Some financial institutions went one step further by “debanking” ( denying customers financial services based on their alleged political views ) and reported on other issues. Former First Lady Melania Trump made it known in her memoir that a bank she had a long-term relationship with ( she didn’t name it ) terminated her account and refused to open an account for her son, Barron. In our increasingly digital economy, an ordinary American who is debanked will find it difficult to make a living and support his family when he cannot be paid for goods and services. However, Melania and Barron have plenty of other banking options. Debanking is similar to being imprisoned in a digital prison and prevented from entering modern society.
Finally, the federal government’s warrantless financial surveillance of Americans is poised to get significantly worse. Financial institutions and FinCEN are rapidly enhancing their surveillance capabilities with the aid of novel projects and technologies. Many banks have already implemented” surveillance monitoring” programs to capture a broader spectrum of customer data, including” cash activity, fund transfers, automated clearing house (ACH) transfers, and ATM transactions”.
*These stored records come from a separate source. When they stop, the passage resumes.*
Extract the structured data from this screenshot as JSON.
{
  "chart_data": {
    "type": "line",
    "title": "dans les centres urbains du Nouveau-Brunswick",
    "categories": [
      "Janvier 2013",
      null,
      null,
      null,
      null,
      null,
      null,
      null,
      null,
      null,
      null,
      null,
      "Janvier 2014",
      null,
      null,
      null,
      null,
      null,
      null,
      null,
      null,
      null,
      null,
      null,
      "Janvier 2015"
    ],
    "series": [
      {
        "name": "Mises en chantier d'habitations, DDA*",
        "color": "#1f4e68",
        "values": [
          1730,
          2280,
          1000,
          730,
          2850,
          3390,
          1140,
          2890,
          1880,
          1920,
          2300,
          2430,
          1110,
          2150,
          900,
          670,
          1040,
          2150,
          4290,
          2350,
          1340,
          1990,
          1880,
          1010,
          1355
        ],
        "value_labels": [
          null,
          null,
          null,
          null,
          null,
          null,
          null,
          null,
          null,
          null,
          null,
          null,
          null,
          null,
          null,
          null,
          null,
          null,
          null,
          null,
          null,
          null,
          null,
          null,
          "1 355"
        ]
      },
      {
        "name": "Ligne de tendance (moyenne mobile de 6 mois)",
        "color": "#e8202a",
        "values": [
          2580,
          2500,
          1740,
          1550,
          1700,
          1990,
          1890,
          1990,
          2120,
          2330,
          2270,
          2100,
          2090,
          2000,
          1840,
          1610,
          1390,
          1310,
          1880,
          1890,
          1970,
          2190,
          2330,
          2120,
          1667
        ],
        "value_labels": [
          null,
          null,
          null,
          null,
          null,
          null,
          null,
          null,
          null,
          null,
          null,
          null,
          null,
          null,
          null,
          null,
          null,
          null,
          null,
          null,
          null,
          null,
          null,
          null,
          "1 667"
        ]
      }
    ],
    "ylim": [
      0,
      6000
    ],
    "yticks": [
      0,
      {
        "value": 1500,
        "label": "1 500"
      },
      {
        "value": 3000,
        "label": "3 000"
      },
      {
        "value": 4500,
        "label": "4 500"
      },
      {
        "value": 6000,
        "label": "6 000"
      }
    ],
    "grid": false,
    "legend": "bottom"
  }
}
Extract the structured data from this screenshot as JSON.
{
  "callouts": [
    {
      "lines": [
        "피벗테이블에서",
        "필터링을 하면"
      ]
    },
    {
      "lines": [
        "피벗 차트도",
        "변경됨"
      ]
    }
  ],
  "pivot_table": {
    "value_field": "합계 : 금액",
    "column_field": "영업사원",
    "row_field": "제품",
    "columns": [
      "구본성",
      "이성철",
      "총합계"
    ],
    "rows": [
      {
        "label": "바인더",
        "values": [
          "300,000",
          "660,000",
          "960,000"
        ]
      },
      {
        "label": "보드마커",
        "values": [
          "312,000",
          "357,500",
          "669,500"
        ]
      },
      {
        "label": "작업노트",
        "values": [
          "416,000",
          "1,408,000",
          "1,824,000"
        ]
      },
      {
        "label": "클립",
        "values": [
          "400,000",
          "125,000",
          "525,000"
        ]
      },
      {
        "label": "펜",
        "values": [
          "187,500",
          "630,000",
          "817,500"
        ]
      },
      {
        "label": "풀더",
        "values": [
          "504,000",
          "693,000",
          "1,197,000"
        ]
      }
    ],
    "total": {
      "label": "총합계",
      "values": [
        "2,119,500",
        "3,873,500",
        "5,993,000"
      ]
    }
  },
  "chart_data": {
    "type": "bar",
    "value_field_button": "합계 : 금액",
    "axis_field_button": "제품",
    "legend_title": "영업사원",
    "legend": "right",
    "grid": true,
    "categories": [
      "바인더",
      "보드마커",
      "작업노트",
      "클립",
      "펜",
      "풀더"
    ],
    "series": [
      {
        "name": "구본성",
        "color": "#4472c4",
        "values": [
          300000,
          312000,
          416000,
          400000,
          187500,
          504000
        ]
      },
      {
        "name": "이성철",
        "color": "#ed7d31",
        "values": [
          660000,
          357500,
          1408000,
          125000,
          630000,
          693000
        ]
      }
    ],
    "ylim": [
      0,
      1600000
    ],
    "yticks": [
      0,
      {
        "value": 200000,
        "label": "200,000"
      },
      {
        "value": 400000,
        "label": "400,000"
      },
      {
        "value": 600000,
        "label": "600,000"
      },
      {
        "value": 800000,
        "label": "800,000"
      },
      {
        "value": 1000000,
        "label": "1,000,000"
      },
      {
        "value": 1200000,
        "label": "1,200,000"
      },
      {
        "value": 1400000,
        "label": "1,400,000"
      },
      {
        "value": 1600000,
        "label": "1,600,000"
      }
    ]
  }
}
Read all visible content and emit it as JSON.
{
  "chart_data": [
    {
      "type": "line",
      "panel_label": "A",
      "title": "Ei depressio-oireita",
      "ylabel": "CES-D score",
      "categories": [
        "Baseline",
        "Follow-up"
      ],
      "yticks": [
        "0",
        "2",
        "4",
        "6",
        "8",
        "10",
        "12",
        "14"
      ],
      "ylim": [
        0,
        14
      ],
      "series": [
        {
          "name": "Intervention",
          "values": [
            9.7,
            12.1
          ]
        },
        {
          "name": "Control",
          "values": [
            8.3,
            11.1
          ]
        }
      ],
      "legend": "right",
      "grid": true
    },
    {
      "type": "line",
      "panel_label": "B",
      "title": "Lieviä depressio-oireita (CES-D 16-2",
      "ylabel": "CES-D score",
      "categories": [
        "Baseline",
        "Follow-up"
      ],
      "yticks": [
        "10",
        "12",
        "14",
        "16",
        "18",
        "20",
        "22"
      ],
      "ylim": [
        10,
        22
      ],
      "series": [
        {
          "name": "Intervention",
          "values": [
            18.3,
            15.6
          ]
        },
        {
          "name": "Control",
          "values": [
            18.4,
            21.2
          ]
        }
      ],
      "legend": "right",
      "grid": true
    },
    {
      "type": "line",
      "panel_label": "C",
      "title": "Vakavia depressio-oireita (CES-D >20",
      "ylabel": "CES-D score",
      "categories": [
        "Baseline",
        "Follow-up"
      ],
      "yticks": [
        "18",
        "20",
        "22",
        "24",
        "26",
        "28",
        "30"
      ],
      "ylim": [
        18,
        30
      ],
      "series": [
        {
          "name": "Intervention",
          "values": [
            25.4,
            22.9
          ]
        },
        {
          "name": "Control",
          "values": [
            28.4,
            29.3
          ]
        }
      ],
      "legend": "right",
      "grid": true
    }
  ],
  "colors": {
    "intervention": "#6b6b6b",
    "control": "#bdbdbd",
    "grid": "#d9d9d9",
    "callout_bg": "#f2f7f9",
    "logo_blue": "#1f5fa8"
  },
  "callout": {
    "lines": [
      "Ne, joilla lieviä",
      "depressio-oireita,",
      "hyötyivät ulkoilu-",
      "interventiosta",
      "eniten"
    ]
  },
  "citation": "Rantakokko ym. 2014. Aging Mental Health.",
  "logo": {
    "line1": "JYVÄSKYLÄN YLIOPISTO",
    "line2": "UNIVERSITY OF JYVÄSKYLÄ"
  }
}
Financial institutions are being aggressively urged by the federal government to adopt new technologies like artificial intelligence and digital ID requirements in order to expand their surveillance of Americans ‘ financial lives through the Bank Secrecy Act Advisory Group ( BSAAG ). Every financial movement of every American could soon be automatically recorded and scrutinized, according to the HJC’s stark warning.
Americans should be deeply concerned that our governments and financial institutions may be collaborating to eavesdrop on us and potentially use their authority to target and punish Americans financially for their political or religious beliefs. The Republican-led U.S. Congress and the incoming Trump administration must work together to stop American financial data from being potentially abused.